Sue Kerber first began making hemp-based lotions for her son Zak–now a partner in RAD Soap along with his brother Max–when Zak was a young child. He suffered from eczema and Sue could not find anything else to soothe his skin. Years later, when her family was going through a financial crisis, she decided to turn her avocation into a business and began making natural soaps to sell at farmers’ markets. The products were so popular that a buyer from Whole Foods noticed the crowd in front of the company’s booth at the Troy Farmers’ Market and had to check it out. RAD Soap products are now available at 28 Whole Food locations. This relationship forced the company out of the family’s Cohoes basement and garage and into a 4,000 square-foot building in Albany.

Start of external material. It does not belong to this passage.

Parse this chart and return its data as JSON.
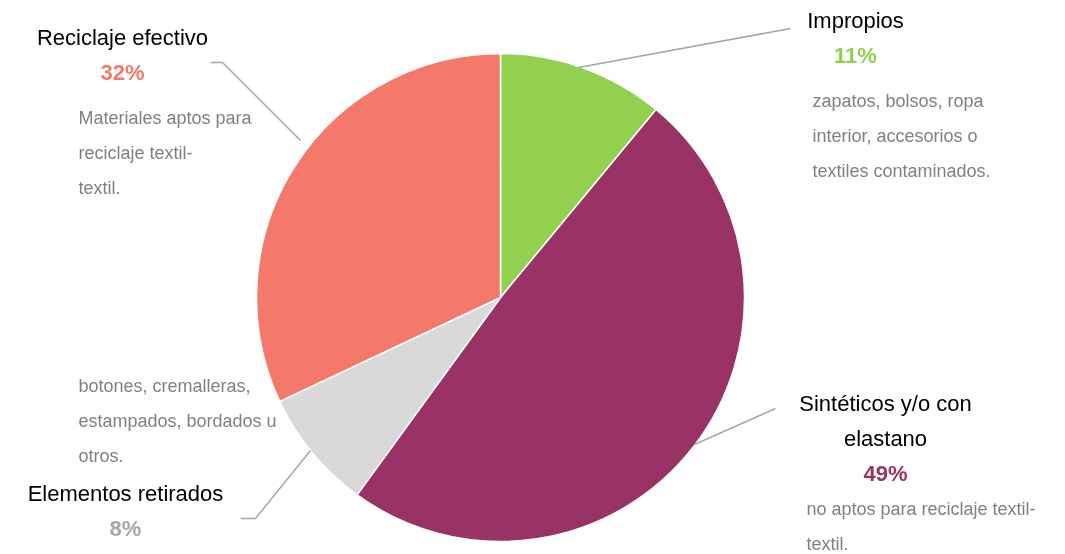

Today, RAD occupies a 15,000 square foot building in Menands. It operates a store in Stuyvesant Plaza and sells through more than 200 retailers nationwide. Its products have been featured in national magazines and the company did a promotional tie-in with Universal Studio’s blockbuster Jurassic World.
The main issue RAD has faced is keeping up with the growing demand for its products. Because its soap-making process is different from anyone else’s, scaling was not easy. For a long time, it used about 100 stainless steel “soup pots”, which had to be filled and prepped one by one. The process was slow and laborious, limiting the company to about 1,000 bars of soap a week. The manpower needed to produce each batch made it difficult for the company to invest in expanding its product line.
The company also has been limited in its ability to purchase hemp from New York farmers, since this means shipping the crop to its processor in Colorado–a difficult and expensive proposition.